The paraben panic of the early 2000s was triggered by a 2004 study that found parabens in breast tumour tissue. What got lost: the study didn't establish causation, used a tiny sample size, and has been heavily criticised by the scientific community. Subsequent research has not found evidence that parabens in cosmetic concentrations cause cancer.

Parabens are highly effective preservatives that prevent bacterial and fungal growth — a real safety concern in water-based products. Their alternatives (phenoxyethanol, methylisothiazolinone) are not inherently safer and some, like methylisothiazolinone, have higher rates of allergic reaction.

The EU Cosmetics Regulation permits certain parabens at specific concentrations, having reviewed the evidence.
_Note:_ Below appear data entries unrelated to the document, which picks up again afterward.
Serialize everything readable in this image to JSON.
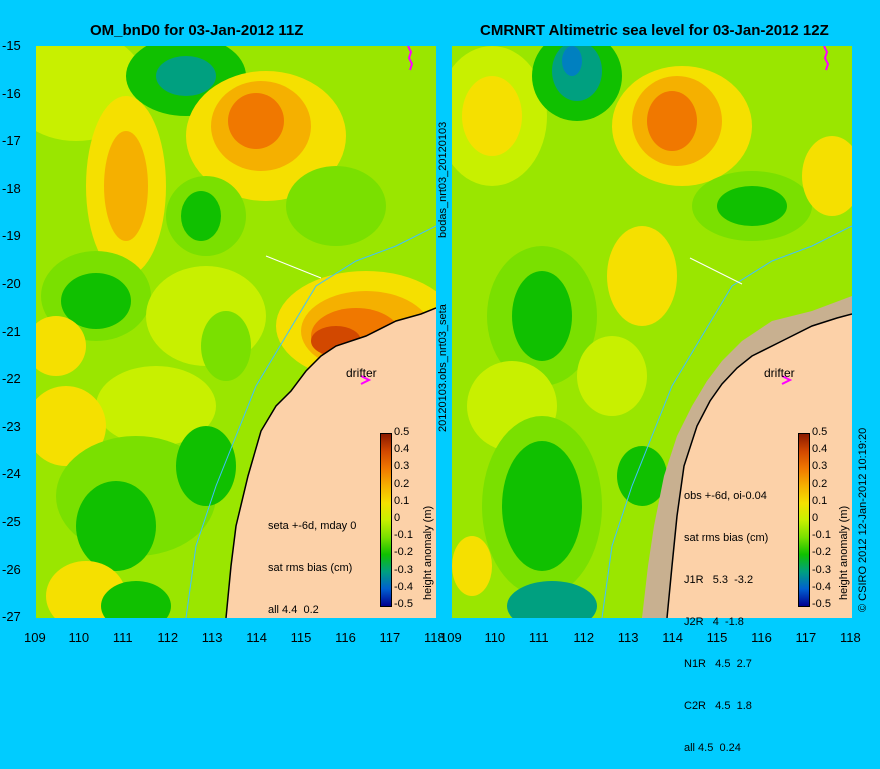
{
  "left_panel": {
    "title": "OM_bnD0 for 03-Jan-2012 11Z",
    "drifter_label": "drifter",
    "stats": [
      "seta +-6d, mday 0",
      "sat rms bias (cm)",
      "all 4.4  0.2"
    ]
  },
  "right_panel": {
    "title": "CMRNRT Altimetric sea level  for 03-Jan-2012 12Z",
    "drifter_label": "drifter",
    "stats": [
      "obs +-6d, oi-0.04",
      "sat rms bias (cm)",
      "J1R   5.3  -3.2",
      "J2R   4  -1.8",
      "N1R   4.5  2.7",
      "C2R   4.5  1.8",
      "all 4.5  0.24"
    ]
  },
  "side_label_top": "bodas_nrt03_20120103",
  "side_label_bottom": "20120103.obs_nrt03_seta",
  "colorbar": {
    "label": "height anomaly (m)",
    "ticks": [
      "0.5",
      "0.4",
      "0.3",
      "0.2",
      "0.1",
      "0",
      "-0.1",
      "-0.2",
      "-0.3",
      "-0.4",
      "-0.5"
    ],
    "colors": [
      "#8a1a00",
      "#d24800",
      "#f07800",
      "#f5b000",
      "#f5e000",
      "#c8f000",
      "#7ae000",
      "#10c000",
      "#00a080",
      "#0060d0",
      "#000090"
    ]
  },
  "copyright": "© CSIRO 2012  12-Jan-2012 10:19:20",
  "y_axis_ticks": [
    "-15",
    "-16",
    "-17",
    "-18",
    "-19",
    "-20",
    "-21",
    "-22",
    "-23",
    "-24",
    "-25",
    "-26",
    "-27"
  ],
  "x_axis_ticks": [
    "109",
    "110",
    "111",
    "112",
    "113",
    "114",
    "115",
    "116",
    "117",
    "118"
  ],
  "colors": {
    "background": "#00ccff",
    "land": "#fcd1a8",
    "ocean_base": "#9ae600",
    "drifter_marker": "#ff00ff"
  }
}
That's a reasonable standard to use.

What to look for instead: Judge preservatives by their actual safety data, not by marketing "free from" claims.

Myth 5: "Clean" brands are more ethical or sustainable

The clean beauty movement has real values at its core — transparency, sustainability, cruelty-free sourcing. But "clean" is an unregulated marketing term, not a certification. A brand can call itself clean without any third-party verification.

Meanwhile, truly ethical practices — like Leaping Bunny certification (cruelty-free), B Corp status (environmental and social standards), or EU Ecocert certification (organic) — require real auditing and accountability.

What to look for instead: Specific certifications, published supplier lists, and ingredient transparency — not vague "clean" branding.

The AURA approach

At AURA, we don't use the word "clean" to describe our products — because we think it's become meaningless. What we do is simpler: we publish every ingredient, explain why it's there, and exclude ingredients with genuine evidence of harm. We don't exclude ingredients just because they're synthetic, and we don't include ingredients just because they're natural. Evidence. Transparency. That's the standard.